Nous devons une autocritique et des excuses à nos lecteurs : nous avons commis un crime de lèse-prolétariat. Dans deux libelles récents sur la défense du cancer français (ici et ici), nous nous sommes permis, avec notre arrogance typique d’intellectuels et de déserteurs coupés des masses, d’attaquer l’emploi, la croissance et le PVC, un magnifique produit universellement répandu dans les objets de notre vie quotidienne ; et si précieux pour les salariés, les consommateurs, leurs familles – et bien sûr l’industrie du cancer.
Heureusement, la classe ouvrière, comme toutes les catégories opprimées, a des ventriloques, des souteneurs qui savent la faire parler et parler en son nom : hauts-parleurs du Front de Gauche, hauts-parleurs médiatiques, stratèges du « Retour à l’usine » et de « L’industrie, socle de la puissance » (Le Monde diplomatique, mars 2012). Leur discours ? Les ouvriers n’ont pas le choix, ce sont des victimes, en particulier du chômage de masse et de la précarité, des irresponsables, il est indécent de leur parler des nuisances de leur activité salariée sans leur proposer d’alternative. Les souteneurs font leur pelote sur le dos de leurs protégés et de leur cause qu’ils prostituent, c’est la règle.
Parce que nous voulons conserver une autre idée de la classe ouvrière, parce que nous croyons ses membres doués de libre-arbitre, de dignité, de volonté (qu’ils savent manifester pour défendre les pires secteurs d’activité), de capacité de révolte et d’aspiration à l’autonomie, nous leur faisons crédit d’une responsabilité qu’ils doivent assumer. Beaucoup ont déserté la boîte, plutôt que de collaborer. Nous nous reconnaissons dans ceux-là, dans cette désertion à la fois morale et politique. Il ne manque que le nombre pour que cela crève les yeux des plus aveugles souteneurs.

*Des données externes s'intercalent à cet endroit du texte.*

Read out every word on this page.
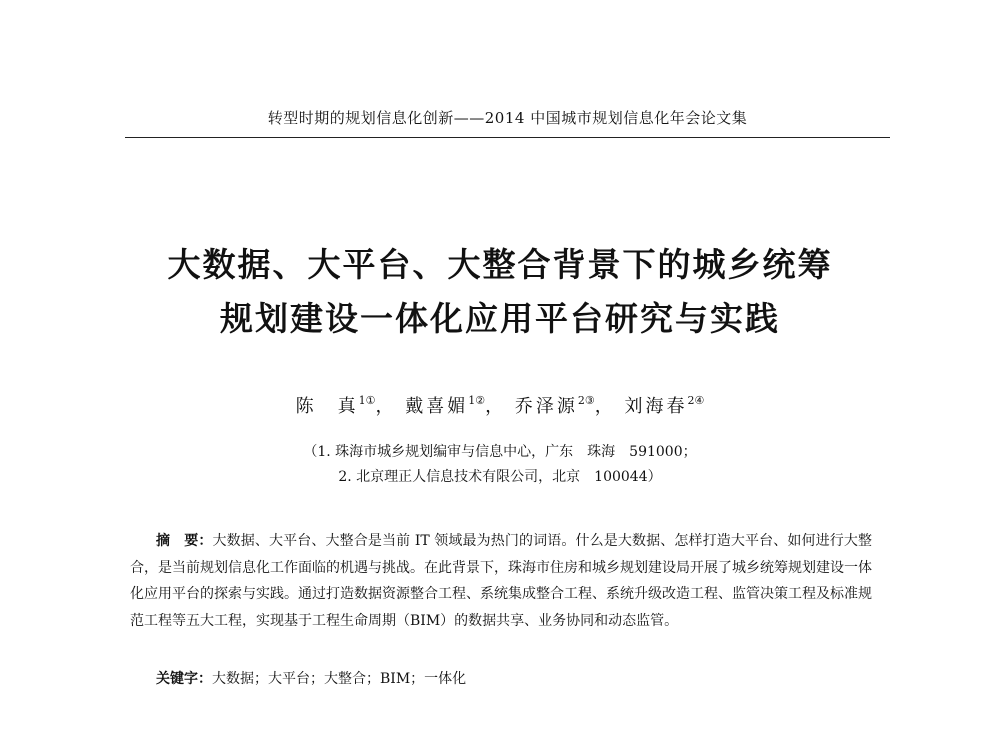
转型时期的规划信息化创新——2014 中国城市规划信息化年会论文集
大数据、大平台、大整合背景下的城乡统筹
规划建设一体化应用平台研究与实践
陈　真$^{1①}$， 戴喜媚$^{1②}$， 乔泽源$^{2③}$， 刘海春$^{2④}$
（1. 珠海市城乡规划编审与信息中心，广东　珠海　591000；
2. 北京理正人信息技术有限公司，北京　100044）
摘　要：大数据、大平台、大整合是当前 IT 领域最为热门的词语。什么是大数据、怎样打造大平台、如何进行大整合，是当前规划信息化工作面临的机遇与挑战。在此背景下，珠海市住房和城乡规划建设局开展了城乡统筹规划建设一体化应用平台的探索与实践。通过打造数据资源整合工程、系统集成整合工程、系统升级改造工程、监管决策工程及标准规范工程等五大工程，实现基于工程生命周期（BIM）的数据共享、业务协同和动态监管。
关键字：大数据；大平台；大整合；BIM；一体化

Dans ces pages, nous rendons au PVC et à ses apologistes tout ce qui leur appartient. À vrai dire, nous n’avons pas cessé de le faire depuis 2002 – date du transfert du phosgène de Toulouse à Grenoble, après l’explosion d’AZF (lire ici). Dans un fielleux pamphlet de 2004, consacré à la fermeture de l’usine Atofina de Brignoud (Du crabe dans l’Isère), nous disions déjà : « quoi qu’on fasse avec du PVC, ça ne vaut pas le foie d’un homme » (lire ici). On voit que nous sommes endurcis dans la calomnie, jusqu’à nos plus récentes dénonciations des nanotubes de carbone – produits par Arkema – qui préparent la prochaine vague de cancers. Logique, puisque le cancer et les maladies neurodégénératives sont le produit de la société industrielle que nous combattons, entre autres pour ce motif. (...)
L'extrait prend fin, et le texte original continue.